Ich gebe aber auch zu, dass ich Rolf gerne Verantwortung aus Bequemlichkeit abgebe, bei mir unangenehmen Dingen oder bei Dingen, die ich mir nicht zutraue. Dann laufe ich schnell Gefahr ihn zu überfordern. Und ich muss aufpassen, dass ich mir in bestimmten Bereichen meine Fähigkeiten erhalte, um bestimmte Aufgaben im Zweifelsfall wieder von Rolf übernehmen zu können. So muss ich mich als Radfahrerin immer wieder durchringen bei längeren Autofahrten auch Teilstrecken selber zu fahren, um so die Fähigkeit des Autofahrens zu erhalten.
Für mich löst das Thema Verantwortung abgeben zwiespältige Gefühle aus. Sie schwanken zwischen Erleichterung, Dankbarkeit und Ärger über mich selbst, wenn ich aus Bequemlichkeit zu viele Dinge von mir wegschiebe.
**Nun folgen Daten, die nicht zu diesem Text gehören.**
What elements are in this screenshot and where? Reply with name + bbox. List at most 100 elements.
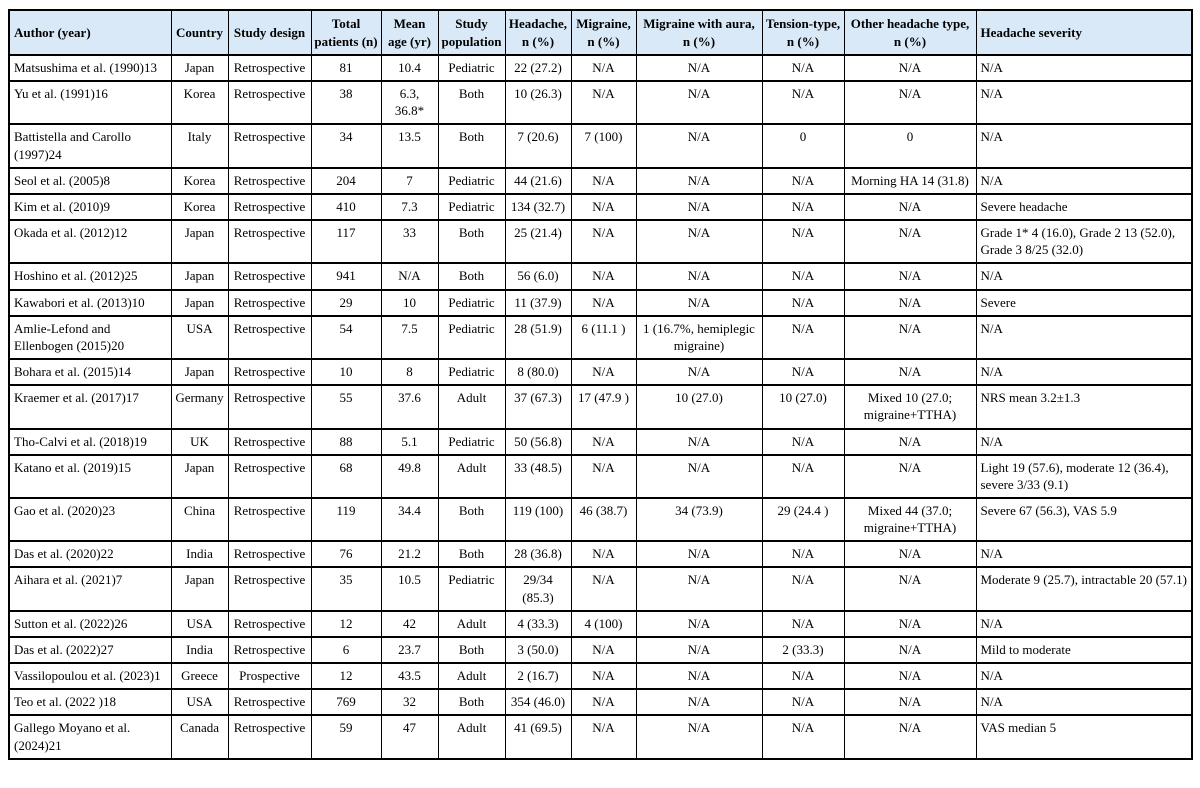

Mir ist bewusst, dass ich mich durch das Abgeben der Verantwortung auch vor mehr Wachstum und Reifen drücke oder bestimmte Erfahrungen des Selbstbewusstseins wohl nicht machen kann. Ich bin dankbar, dass wir uns im Alltag immer wieder gut absprechen. Rolf fragt mich bei „seinen“ Aufgaben immer wieder um Rat und ich ihn bei „meinen“. Wir schauen bei vielen Aufgaben, wie wir sie am besten gelöst bekommen.
Besinnungsfrage:
Wo gebe ich Verantwortung ab? (Kurze Auflistung, jede/r für sich)
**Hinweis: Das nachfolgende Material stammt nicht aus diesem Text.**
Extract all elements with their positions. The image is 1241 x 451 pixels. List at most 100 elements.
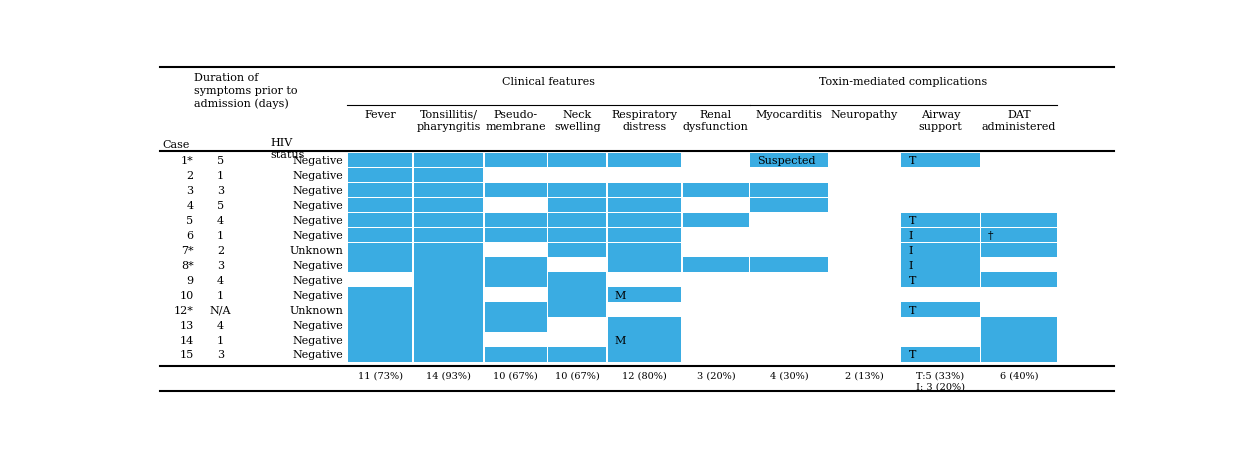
Text: Negative: Negative [293, 275, 344, 285]
Bar [982, 332, 1056, 347]
Text: Negative: Negative [293, 350, 344, 359]
Bar [349, 318, 412, 332]
Bar [608, 228, 681, 242]
Text: 1: 1 [217, 335, 225, 345]
Text: 2: 2 [186, 170, 194, 180]
Text: 3 (20%): 3 (20%) [696, 371, 735, 380]
Text: Renal
dysfunction: Renal dysfunction [683, 110, 748, 132]
Text: 7*: 7* [181, 245, 194, 255]
Bar [485, 153, 547, 168]
Text: Negative: Negative [293, 170, 344, 180]
Bar [549, 303, 607, 317]
Text: 4: 4 [186, 200, 194, 210]
Bar [413, 198, 483, 212]
Text: Clinical features: Clinical features [503, 77, 594, 87]
Bar [751, 258, 828, 272]
Text: Negative: Negative [293, 215, 344, 226]
Bar [485, 318, 547, 332]
Text: 14: 14 [180, 335, 194, 345]
Bar [549, 288, 607, 302]
Text: Toxin-mediated complications: Toxin-mediated complications [819, 77, 988, 87]
Bar [982, 347, 1056, 362]
Bar [901, 213, 979, 227]
Bar [349, 258, 412, 272]
Bar [485, 347, 547, 362]
Bar [549, 243, 607, 258]
Text: 1*: 1* [181, 156, 194, 166]
Text: T: T [908, 350, 916, 359]
Bar [485, 303, 547, 317]
Text: 6: 6 [186, 230, 194, 240]
Text: HIV
status: HIV status [271, 138, 305, 160]
Text: 3: 3 [186, 185, 194, 195]
Bar [751, 153, 828, 168]
Bar [982, 243, 1056, 258]
Text: 15: 15 [180, 350, 194, 359]
Text: Negative: Negative [293, 290, 344, 300]
Text: 2 (13%): 2 (13%) [845, 371, 884, 380]
Text: 9: 9 [186, 275, 194, 285]
Text: 1: 1 [217, 290, 225, 300]
Bar [413, 303, 483, 317]
Bar [982, 273, 1056, 287]
Bar [901, 243, 979, 258]
Bar [982, 318, 1056, 332]
Bar [683, 213, 748, 227]
Bar [413, 183, 483, 198]
Text: 12 (80%): 12 (80%) [622, 371, 668, 380]
Text: Myocarditis: Myocarditis [756, 110, 823, 120]
Bar [608, 183, 681, 198]
Text: 13: 13 [180, 320, 194, 330]
Bar [751, 183, 828, 198]
Text: Unknown: Unknown [289, 305, 344, 315]
Text: T: T [908, 215, 916, 226]
Text: 3: 3 [217, 260, 225, 270]
Bar [608, 288, 681, 302]
Text: Respiratory
distress: Respiratory distress [612, 110, 678, 132]
Bar [901, 153, 979, 168]
Text: M: M [614, 335, 625, 345]
Text: N/A: N/A [210, 305, 231, 315]
Bar [413, 288, 483, 302]
Text: Negative: Negative [293, 320, 344, 330]
Text: Negative: Negative [293, 335, 344, 345]
Text: 11 (73%): 11 (73%) [357, 371, 402, 380]
Bar [349, 347, 412, 362]
Bar [413, 228, 483, 242]
Bar [549, 228, 607, 242]
Bar [413, 347, 483, 362]
Bar [413, 153, 483, 168]
Bar [982, 228, 1056, 242]
Bar [549, 273, 607, 287]
Bar [349, 228, 412, 242]
Text: Negative: Negative [293, 230, 344, 240]
Bar [549, 198, 607, 212]
Bar [349, 153, 412, 168]
Bar [413, 258, 483, 272]
Bar [485, 258, 547, 272]
Bar [982, 213, 1056, 227]
Text: Suspected: Suspected [757, 156, 815, 166]
Text: 10 (67%): 10 (67%) [494, 371, 539, 380]
Text: Airway
support: Airway support [918, 110, 962, 132]
Bar [485, 273, 547, 287]
Text: Pseudo-
membrane: Pseudo- membrane [485, 110, 546, 132]
Bar [413, 273, 483, 287]
Text: Negative: Negative [293, 260, 344, 270]
Text: 5: 5 [217, 200, 225, 210]
Text: 12*: 12* [174, 305, 194, 315]
Text: 5: 5 [186, 215, 194, 226]
Text: T: T [908, 156, 916, 166]
Bar [901, 273, 979, 287]
Text: 4: 4 [217, 275, 225, 285]
Text: 10: 10 [180, 290, 194, 300]
Text: Negative: Negative [293, 185, 344, 195]
Text: T: T [908, 275, 916, 285]
Text: DAT
administered: DAT administered [982, 110, 1056, 132]
Bar [608, 198, 681, 212]
Text: 1: 1 [217, 230, 225, 240]
Text: T: T [908, 305, 916, 315]
Text: Negative: Negative [293, 156, 344, 166]
Text: I: I [908, 245, 913, 255]
Bar [549, 153, 607, 168]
Wir laden Euch zum Dialog zu folgenden Fragen ein:
- Bei welchen Aufgaben fällt es mir leicht, Dir Die Verantwortung abzugeben? Wfim, wenn ich Dir das schreibe?
- Bei welchen Aufgaben fällt es mir schwer, Dir die Verantwortung abzugeben? Wfim, wenn ich Dir das schreibe?
- Wie fühlt es sich an, wenn ich Verantwortung z. B. bei Wahlen abgebe? Beschreibe die Gefühle, die Du damit verbindest.
- Es gibt auch Situationen, in denen ich Verantwortung abgeben muss oder sollte (z. B. der Seniorchef übergibt die Verantwortung an die nächste Generation oder ich kann krankheitsbedingt bestimmte Aufgaben nicht mehr wahrnehmen). Kenne ich solche Situationen? Welche Gefühle löst das bei mir aus?
- Aus welcher Motivation heraus gebe ich Verantwortung an Dich ab? Wfim, wenn ich Dir das schreibe?